Motivation
The Celestia protocol, which is based on the Lazy Ledger whitepaper and Fraud Proofs: Maximising Light Client Security and Scaling Blockchains with Dishonest Majorities always had in mind to create trust minimized light clients. The protocol aims to achieve this by using fraud proofs and having a one honest fullnode assumption. At the time of developing the protocol, this approach seemed reasonable, and the implementation of bad encoding fraud proofs (BEFPs) proved the concept to be sound and scalable.
To have full trust minimized light clients, Celestia needs to have a fraud proof for every protocol rule that can be broken. Many of these rules can be fraud proven by the same fraud proof.
Five years have passed since the Lazy Ledger whitepaper, and in the meantime, ZK technology has advanced and matured so much that we should revisit the original decision.
Instead of having to implement a new fraud proof for every rule, Celestia can move to ZK proofs. This will allow us to have a fully trust minimized light client and simplify the protocol design.
Fraud Proof Types
The current specification on fraud proofs outlines 3 possible fraud proofs.

Bad encoding fraud proofs

Blob inclusion fraud proofs

State fraud proofs
The next subsections will outline which fraud is captured by each fraud proof type.
Bad encoding fraud proofs

Bad erasure encoding of a row or column

Mismatch of a row root of shares proven against the row root and the same shares proven against a column root.

Bad namespace merkle tree generation

Wrong namespaces in the shares
Blob Inclusion fraud proofs

The length of the blob specified in the PayForBlob transaction does not match the length specified in the first share of the blob

The actual length of the blob does not match the length specified

Index of the blob does not match the index specified

Blob length would go outside of the max square size

Blob is not included even though the PFB exists

Bad encoding of PFB metadata in PFB transactions
State fraud proofs

Wrong intermediate state root after a certain amount of transactions

Wrong compact share encoding

Wrong cosmossdk transaction encoding
Possible fraud not captured by those types of fraud proofs
Note: These types of fraud were addressed in previous specification drafts but shelved in favor of shipping first and completing nonBE fraud proofs later.
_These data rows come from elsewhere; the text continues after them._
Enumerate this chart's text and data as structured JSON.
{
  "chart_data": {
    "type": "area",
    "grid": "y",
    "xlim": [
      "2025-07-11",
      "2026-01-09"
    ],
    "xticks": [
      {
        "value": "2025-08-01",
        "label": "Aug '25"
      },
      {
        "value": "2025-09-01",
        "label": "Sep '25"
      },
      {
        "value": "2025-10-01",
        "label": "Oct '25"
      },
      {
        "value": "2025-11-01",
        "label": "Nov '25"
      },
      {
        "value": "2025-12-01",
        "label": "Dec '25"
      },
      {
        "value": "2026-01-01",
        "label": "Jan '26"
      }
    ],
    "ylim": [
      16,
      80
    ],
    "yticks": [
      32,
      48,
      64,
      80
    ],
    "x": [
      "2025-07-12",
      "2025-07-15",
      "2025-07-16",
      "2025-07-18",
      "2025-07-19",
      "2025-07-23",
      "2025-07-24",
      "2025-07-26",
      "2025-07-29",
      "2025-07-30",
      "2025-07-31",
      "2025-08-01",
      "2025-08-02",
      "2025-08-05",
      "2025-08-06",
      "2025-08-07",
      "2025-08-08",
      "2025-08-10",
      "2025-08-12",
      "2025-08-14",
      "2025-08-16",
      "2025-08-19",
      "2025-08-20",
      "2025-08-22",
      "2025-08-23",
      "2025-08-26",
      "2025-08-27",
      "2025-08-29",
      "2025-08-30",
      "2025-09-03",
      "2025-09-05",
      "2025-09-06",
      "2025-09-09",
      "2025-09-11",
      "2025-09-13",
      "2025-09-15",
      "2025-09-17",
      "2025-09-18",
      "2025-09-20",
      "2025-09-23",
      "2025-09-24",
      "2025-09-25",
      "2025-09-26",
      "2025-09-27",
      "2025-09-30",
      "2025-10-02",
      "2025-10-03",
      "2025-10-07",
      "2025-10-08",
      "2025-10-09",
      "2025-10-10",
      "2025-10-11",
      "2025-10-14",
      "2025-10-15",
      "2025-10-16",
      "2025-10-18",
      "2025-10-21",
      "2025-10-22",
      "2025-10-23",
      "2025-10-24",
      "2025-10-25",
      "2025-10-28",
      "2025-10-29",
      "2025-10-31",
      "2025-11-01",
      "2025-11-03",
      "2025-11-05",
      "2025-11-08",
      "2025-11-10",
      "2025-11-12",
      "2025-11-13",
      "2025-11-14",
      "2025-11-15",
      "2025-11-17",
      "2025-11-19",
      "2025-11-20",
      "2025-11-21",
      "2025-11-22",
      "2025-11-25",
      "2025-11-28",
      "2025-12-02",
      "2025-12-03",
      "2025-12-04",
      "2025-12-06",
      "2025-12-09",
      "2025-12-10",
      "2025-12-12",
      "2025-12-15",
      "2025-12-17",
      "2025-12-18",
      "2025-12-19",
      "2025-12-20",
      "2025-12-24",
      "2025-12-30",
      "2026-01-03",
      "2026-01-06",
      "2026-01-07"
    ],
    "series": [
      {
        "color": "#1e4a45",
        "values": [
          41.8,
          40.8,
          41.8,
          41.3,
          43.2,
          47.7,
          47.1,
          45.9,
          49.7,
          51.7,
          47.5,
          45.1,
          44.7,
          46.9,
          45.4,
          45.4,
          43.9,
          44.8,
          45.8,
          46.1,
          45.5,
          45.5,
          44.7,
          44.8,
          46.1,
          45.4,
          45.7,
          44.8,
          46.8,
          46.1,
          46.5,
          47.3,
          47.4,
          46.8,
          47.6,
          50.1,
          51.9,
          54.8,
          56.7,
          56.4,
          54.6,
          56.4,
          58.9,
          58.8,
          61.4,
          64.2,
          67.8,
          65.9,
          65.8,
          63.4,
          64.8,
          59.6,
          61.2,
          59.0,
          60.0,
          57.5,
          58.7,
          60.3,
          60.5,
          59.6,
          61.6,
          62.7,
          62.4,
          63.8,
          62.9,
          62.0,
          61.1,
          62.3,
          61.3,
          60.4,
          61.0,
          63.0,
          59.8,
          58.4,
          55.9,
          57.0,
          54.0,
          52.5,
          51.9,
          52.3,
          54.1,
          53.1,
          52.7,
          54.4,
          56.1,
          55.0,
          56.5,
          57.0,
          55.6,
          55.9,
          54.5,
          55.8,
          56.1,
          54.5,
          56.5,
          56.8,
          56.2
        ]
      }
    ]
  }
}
Specifically since partial nodes would be cheap to run as the state machine is so simple.

Wrong amount of padding shares using the blob share commitment rules

Wrong transaction index incrementation

Too many or too few intermediate state roots

Wrong use of a reserved namespace, that might be reserved but not should not be occupied

2 PayForBlob transactions pointing to the same blob

Wrong amount of fees paid by the user to the protocol
The Move
Moving from fraud proofs to ZK proofs, every fraud must be either eliminated by removing that feature or have its correctness proven with a ZK proof. The scope of a fraud proof can be reduced by proving the correctness of a subset that a fraud proof is supposed to capture using a ZK proof. An intermediate step is to have most of the fraud captured by a ZK proof, with only a subset not captured, thus limiting the scope of the fraud proof step by step.
Compact fraud proofs exist, so light clients don`t have to download the whole block to verify that fraud has happened. This requires Celestia to generate metadata to be able to convey enough information to generate a compact fraud proof. If the intention of moving to ZK proofs is accepted, it will allow us to remove the metadata and simplify Celestia.
The removal of the metadata includes but is not limited to:
 Index in the PFB
 Intermediate State Roots Namespace
 Index of Transaction (Still up to debate)
 The PFB (share) commitment
The pfb commitment existed for compact fraud proofs, so a full node can create a compact inclusion proof of a blob without needing the whole blob when fraudproving a malicious PFB transaction. That is not needed anymore. This means we can get rid of the concept of subtree roots and PFB commitments. This opens up the design space of the commitment scheme blobs could use. The commitment could also go over the bolb data itself and not the shares, making it share encoding independent. That way, Celestia could ingest data into namespaces while keeping the commitment creation deterministic before the transaction submission.
Finally, the blob share commitment rules could be removed, as we no longer need the concepts of subtree roots, which completely removes all intrablob padding.
Backwards compatibility and security considerations
Moving from nonexistent fraud proofs for specific validity rules to be validated by ZK proofs does not break the client. Moving erasure encoding validity from fraud proofs to ZK proofs will break the client and light node operators that rely on the fraud proofs. This particular migration should be done with caution.
The removal of metadata should not have an impact on any current users of Celestia. Breaking consensus for this is worth it as opposed to breaking consensus otherwise to enable single round fraud proofs or being able to fraud proof wrong fee payments in a compact way.
The security guarantees for light node operators do not decrease if we move from nonexistent fraud proofs to ZK proofs. Depending on the system used to generate the ZK proofs, additional trust assumptions might be added like a tested setup. How a ZK proof is generated should be discussed separately for each validity rule that we are discussing.
Conclusion
In conclusion, rewriting the app in Rust and running it through SP1 or Risc0 seems easier than creating and supporting all fraud proof types.